BESA’s new president focuses on youth
The new president of BESA (Building Engineering Services Association) has declared his main focus for the year will be ‘to drive emerging talent into our industry’ and empower young people to set the agenda for the association’s future. He will also be unveiling a major new initiative at the BESA’s president’s lunch in September that will set a new direction for the sector’s ‘future leadership’.
This would also be part of an effort to raise the profile and status of the building-engineering profession and make careers in the industry more attractive to young people.

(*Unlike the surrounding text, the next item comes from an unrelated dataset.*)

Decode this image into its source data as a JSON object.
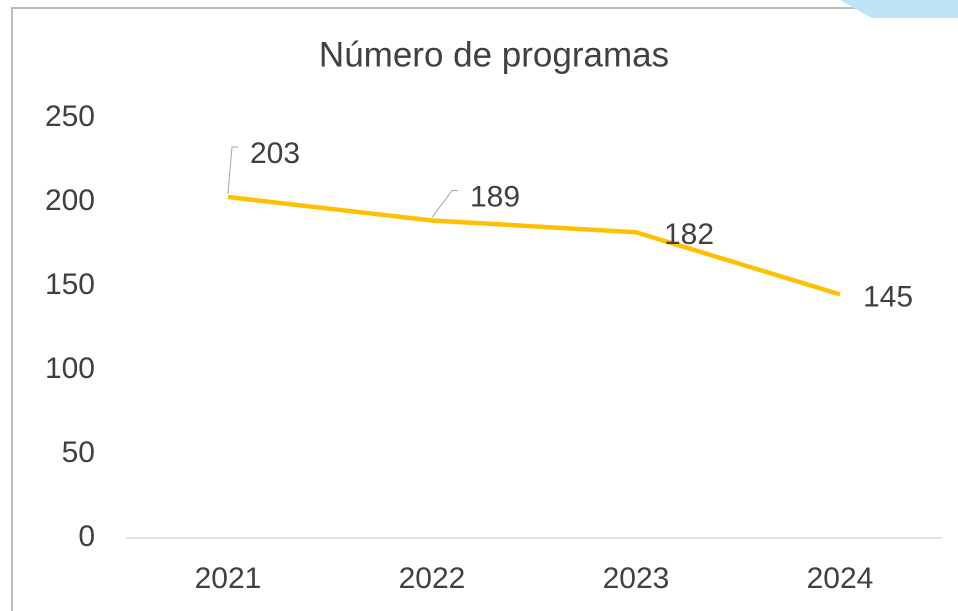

The new president also called on the Government to deliver ‘a swift, but positive resolution to negotiations with the EU that allows UK industry to face the future with a clear idea of what it needs to do to drive growth’.
Improved certainty for UK businesses following an unprecedented period of political upheaval is crucial, he said, as this helps to create the right business environment for employers to invest in apprentices and new technologies.
‘We have a considerable and growing skills gap — not likely to be helped if there isn’t a swift resolution to the issue of freedom of movement and the status of EU workers in this country,’ he said.
He added that support for the new Trailblazer apprenticeship framework would be a priority and described creating a more diverse workforce as being ‘critical to the sector’s ability to deliver successful projects in the future’.
He said he was, therefore, ‘greatly encouraged’ by the association’s efforts to develop a wide range of apprenticeships at all levels and covering multiple sectors including installation, service and maintenance; ductwork, ventilation hygiene, refrigeration, air conditioning and heat pumps.
‘Various recessions have starved our sector of investment in skills and training. We must, therefore, encourage young people to step forward to help us get the best out of technology and use it to improve working practices; drive productivity, deliver “smarter” solutions and, most importantly, make our industry safer,’ said Mr Hopkinson.
He added that the use of modern communication methods would be a key feature of his year in office as he seeks to reach out to the new generation by making the BESA president more visible on social media than ever before.
‘It is my fervent hope that when I look back on my year in office, I will be able to say that I made at least some small contribution to attracting more young people into our industry, thus helping to secure its future,’ he said.